TOTABUAN.CO – Sebanyak 641 orang meninggal akibat serangan virus dengue sepanjang tahun 2014. Sementara ilmuwan terus bertarung untuk mendapatkan vaksin serta dokter berjuang menyelamatkan pasien, wajah populasi virus dengue berubah, yang mendominasi adalah yang lebih ganas.
Benediktus Yohan, peneliti di Laboratorium Dengue Lembaga Eijkman mengungkapkan, salah satu perubahan dijumpai dalam hasil risetnya di wilayah Makassar.

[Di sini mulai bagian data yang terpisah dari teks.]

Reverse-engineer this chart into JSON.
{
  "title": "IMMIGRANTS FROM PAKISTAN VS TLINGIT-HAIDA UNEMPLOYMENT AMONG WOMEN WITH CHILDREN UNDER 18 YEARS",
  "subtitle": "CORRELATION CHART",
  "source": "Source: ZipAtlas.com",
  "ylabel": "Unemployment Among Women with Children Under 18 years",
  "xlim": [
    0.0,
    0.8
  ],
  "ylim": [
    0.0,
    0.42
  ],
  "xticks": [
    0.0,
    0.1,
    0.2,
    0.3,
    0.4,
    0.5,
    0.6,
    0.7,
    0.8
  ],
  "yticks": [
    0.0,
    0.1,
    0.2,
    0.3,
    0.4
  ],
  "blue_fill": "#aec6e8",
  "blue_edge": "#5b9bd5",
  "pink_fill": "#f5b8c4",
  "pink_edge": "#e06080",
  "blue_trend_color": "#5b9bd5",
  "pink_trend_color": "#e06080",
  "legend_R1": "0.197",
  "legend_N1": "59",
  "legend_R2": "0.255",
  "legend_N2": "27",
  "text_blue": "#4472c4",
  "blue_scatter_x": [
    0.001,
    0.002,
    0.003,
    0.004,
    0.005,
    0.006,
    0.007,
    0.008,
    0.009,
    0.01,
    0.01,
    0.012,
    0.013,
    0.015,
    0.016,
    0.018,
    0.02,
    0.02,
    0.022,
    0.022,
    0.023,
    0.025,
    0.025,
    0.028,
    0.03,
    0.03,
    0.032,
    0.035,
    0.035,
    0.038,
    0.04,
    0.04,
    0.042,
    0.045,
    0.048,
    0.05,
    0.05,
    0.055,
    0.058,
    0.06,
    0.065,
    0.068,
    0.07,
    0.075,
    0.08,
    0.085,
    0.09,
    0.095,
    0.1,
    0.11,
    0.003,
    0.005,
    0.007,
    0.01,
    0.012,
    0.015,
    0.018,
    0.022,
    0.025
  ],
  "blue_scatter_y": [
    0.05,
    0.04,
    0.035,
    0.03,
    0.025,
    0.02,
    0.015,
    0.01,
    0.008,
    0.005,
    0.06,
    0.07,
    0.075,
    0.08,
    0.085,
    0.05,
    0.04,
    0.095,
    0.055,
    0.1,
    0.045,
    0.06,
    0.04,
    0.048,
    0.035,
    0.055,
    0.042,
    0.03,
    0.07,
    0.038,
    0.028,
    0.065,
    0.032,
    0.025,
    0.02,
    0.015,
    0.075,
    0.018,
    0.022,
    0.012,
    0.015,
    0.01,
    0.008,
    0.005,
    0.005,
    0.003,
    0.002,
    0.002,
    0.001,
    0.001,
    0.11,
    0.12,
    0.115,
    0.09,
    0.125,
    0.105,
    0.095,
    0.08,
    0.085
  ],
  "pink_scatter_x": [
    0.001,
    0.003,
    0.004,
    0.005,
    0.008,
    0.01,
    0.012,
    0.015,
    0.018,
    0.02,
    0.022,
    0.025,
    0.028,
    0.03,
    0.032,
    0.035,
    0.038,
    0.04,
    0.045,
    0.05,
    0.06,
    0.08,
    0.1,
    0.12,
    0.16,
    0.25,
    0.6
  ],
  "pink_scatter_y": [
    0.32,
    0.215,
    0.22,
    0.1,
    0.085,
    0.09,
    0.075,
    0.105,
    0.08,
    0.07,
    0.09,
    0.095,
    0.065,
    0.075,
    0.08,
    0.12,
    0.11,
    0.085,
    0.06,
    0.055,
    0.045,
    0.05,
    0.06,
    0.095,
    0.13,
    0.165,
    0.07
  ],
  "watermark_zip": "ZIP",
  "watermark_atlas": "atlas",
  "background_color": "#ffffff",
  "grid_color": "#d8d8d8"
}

Virus dengue terbagi jadi 4 serotipe, yaitu DENV-1, DENV-2, DENV-3, dan DENV-4. Setiap serotipe bisa memiliki beberapa jenis genotif atau subtipe. Serotipe dan genotif yang mendominasi di tiap daerah berbeda-beda.
Di Makassar, semula jenis virus dengue yang mendominasi adalah serotipe DENV-1 dan genotif 4. Namun, saat ini mulai berubah.
Yohan dan rekannya melakukan penelitian pada 455 pasien, sebanyak 27,2 secara molekuler terkonfirmasi menderita dengue. Analisis genetik dilakukan untuk mengetahui jenis virus dengue yang menyerang.
Hasil penelitian menunjukkan perubahan virus yang mendominasi. “Genotif 1 mengalahkan genotif 4,” katanya.
“Kami berhasil mengonfirmasi secara in vitro bahwa satu genotif lebih fit dibanding yang lain,” imbuhnya kepada Kompas.com di sela seminar Dengue and Other Emerging Viruses: Confronting the Threats with New Technologies di Jakarta, Senin (23/3/2015).
Genotif 1, menurut Yohan, tumbuh lebih cepat sehingga lebih virulen, lebih ganas. Dominasi virus dengue genotif itu patut diwaspadai.
Secara terpisah, Ketua Institute for Tropical Disease di Universitas Airlangga mengatakan bahwa perubahan dominasi virus dengue yang beredar juga dijumpai dalam risetnya di Surabaya.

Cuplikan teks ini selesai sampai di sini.